Wednesday, October 8, 2008

Stupid Human Trick...

ahh what a amazing moron I found this morning. While coming across market street with the light green, a coffee drinking, cell phone using AM chuckle head decide that since I was on a bike, I must be less of a human and he had the right away.

In an effort to miss hitting him, (I want to see him claim that to his insurance company)

Chuckle head: "Hi, I need to get my car fixed after an accident"
Insurance Company Rep: "Ok sir can you tell me what happened"
Chuckle head: "A cyclist hit me"
Insurance Company Rep: "I'm sorry to hear that, is everyone ok?"
Chuckle head: "Yea he was not going to fast"
Insurance Company Rep: "Where did they hit your car?"
Chuckle head: "On the drivers side, dented both doors, and the windows"
Insurance Company Rep: "WOW, well I'm glad that everyone is ok, did you get his insurance information"
Chuckle head: "ahh, no, he did not have any pockets"
Insurance Company Rep: "Oh no, so he was driving with out his license as well?"
Chuckle head: "No you miss-understood me, he was ridding a bike, you know like peddle bike"
Insurance Company Rep: "ahh, so a cyclist hit you?
Chuckle head: "Yep"
Insurance Company Rep: "Where was the cyclists?"
Chuckle head: "In a cross walk"
Insurance Company Rep: "Ahh"
Chuckle head: "What?"
Insurance Company Rep: "Sir, your a fool, we will be closing our policy's with you and sending you the final payments you are required by law to pay us.
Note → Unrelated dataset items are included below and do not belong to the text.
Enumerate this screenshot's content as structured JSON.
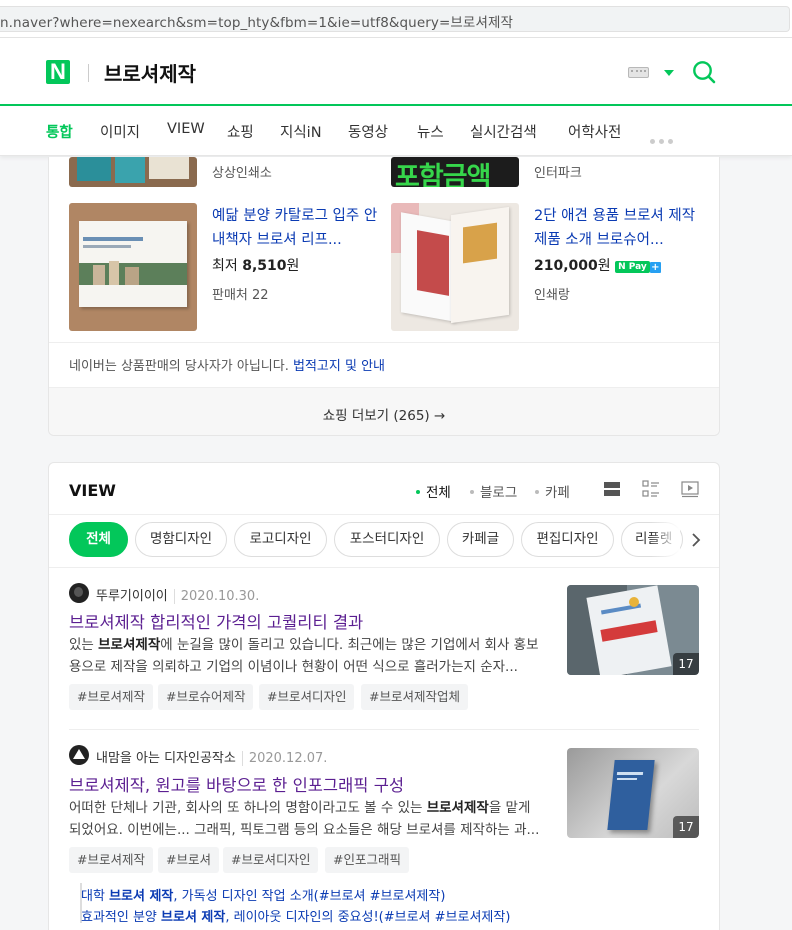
{
  "browser": {
    "url": "n.naver?where=nexearch&sm=top_hty&fbm=1&ie=utf8&query=브로셔제작"
  },
  "header": {
    "logo": "N",
    "query": "브로셔제작"
  },
  "tabs": [
    "통합",
    "이미지",
    "VIEW",
    "쇼핑",
    "지식iN",
    "동영상",
    "뉴스",
    "실시간검색",
    "어학사전"
  ],
  "shopping": {
    "top_sellers": [
      "상상인쇄소",
      "인터파크"
    ],
    "top_banner_text": "포함금액",
    "items": [
      {
        "title": "예닮 분양 카탈로그 입주 안내책자 브로셔 리프...",
        "price_prefix": "최저",
        "price": "8,510",
        "unit": "원",
        "seller": "판매처 22"
      },
      {
        "title": "2단 애견 용품 브로셔 제작 제품 소개 브로슈어...",
        "price": "210,000",
        "unit": "원",
        "npay": "N Pay",
        "npay_plus": "+",
        "seller": "인쇄랑"
      }
    ],
    "notice": "네이버는 상품판매의 당사자가 아닙니다.",
    "notice_link": "법적고지 및 안내",
    "more": "쇼핑 더보기 (265)",
    "more_arrow": "→"
  },
  "view": {
    "title": "VIEW",
    "filters": [
      "전체",
      "블로그",
      "카페"
    ],
    "chips": [
      "전체",
      "명함디자인",
      "로고디자인",
      "포스터디자인",
      "카페글",
      "편집디자인",
      "리플렛"
    ],
    "posts": [
      {
        "author": "뚜루기이이이",
        "date": "2020.10.30.",
        "title_bold": "브로셔제작",
        "title_rest": " 합리적인 가격의 고퀄리티 결과",
        "desc_1": "있는 ",
        "desc_bold": "브로셔제작",
        "desc_2": "에 눈길을 많이 돌리고 있습니다. 최근에는 많은 기업에서 회사 홍보용으로 제작을 의뢰하고 기업의 이념이나 현황이 어떤 식으로 흘러가는지 순자...",
        "tags": [
          "#브로셔제작",
          "#브로슈어제작",
          "#브로셔디자인",
          "#브로셔제작업체"
        ],
        "count": "17"
      },
      {
        "author": "내맘을 아는 디자인공작소",
        "date": "2020.12.07.",
        "title_bold": "브로셔제작",
        "title_rest": ", 원고를 바탕으로 한 인포그래픽 구성",
        "desc_1": "어떠한 단체나 기관, 회사의 또 하나의 명함이라고도 볼 수 있는 ",
        "desc_bold": "브로셔제작",
        "desc_2": "을 맡게 되었어요. 이번에는... 그래픽, 픽토그램 등의 요소들은 해당 브로셔를 제작하는 과...",
        "tags": [
          "#브로셔제작",
          "#브로셔",
          "#브로셔디자인",
          "#인포그래픽"
        ],
        "count": "17"
      }
    ],
    "related": [
      {
        "pre": "대학 ",
        "bold": "브로셔 제작",
        "post": ", 가독성 디자인 작업 소개(#브로셔 #브로셔제작)"
      },
      {
        "pre": "효과적인 분양 ",
        "bold": "브로셔 제작",
        "post": ", 레이아웃 디자인의 중요성!(#브로셔 #브로셔제작)"
      }
    ]
  },
  "colors": {
    "naver_green": "#03c75a",
    "link_blue": "#0b3bb3",
    "visited_purple": "#5b1f91"
  }
}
You have been in an accident with a non-motorist in a cross-walk while they had the right of way. Not only are you completely at fault, but also it will go on your driving record as a accident with a pedestrian"

So back to my thought.

When trying to miss said chuckle head, I had to jump a curb. I'm not really sure why Harrisburg has insisted on putting in gran it curbs. Well I'm able to pull my front wheal up over the curb with out issue, the back wheal slammed into the curb, followed by hissing.

Crap, crap, damm, damm, damm. I don't have a spare tube, but I do have a patch kit. Well for a lack of time I just pushed the bike to the office and took the back wheal up to the office.

Patches are installed, was kind of cool, it was a text book half pinch flat. Holes punched on the top and bottom of the tub only on one side. I got the patches on, blew some air into it and let it sit till after lunch. Now its fully inflated and ready to rock and roll.

Thursday, October 2, 2008

Can kiss the fatest part of my as#

My car is jellious,

W - 10

Wedding in 10 days,
Honeymoon :) in 11 days,
Blazer taking a crap with most parts, expensive

So lets sum up what has broken in the last week.

1) Inspection and Emissions
2) Both front wheal bearings
3) Breaks, all of them
4) Break calipers, both rear


And last night it did something that I have never heard of before, taking Mels ring over to the jewelry store for replating, it just turned off, no lights, no engine, no nothing, just OFF!!!!

I pulled over, stopped and it restarted fine. All I can say is WTF!!!

Bike is fine, its visiting the garage today as they repair the breaks on the truck.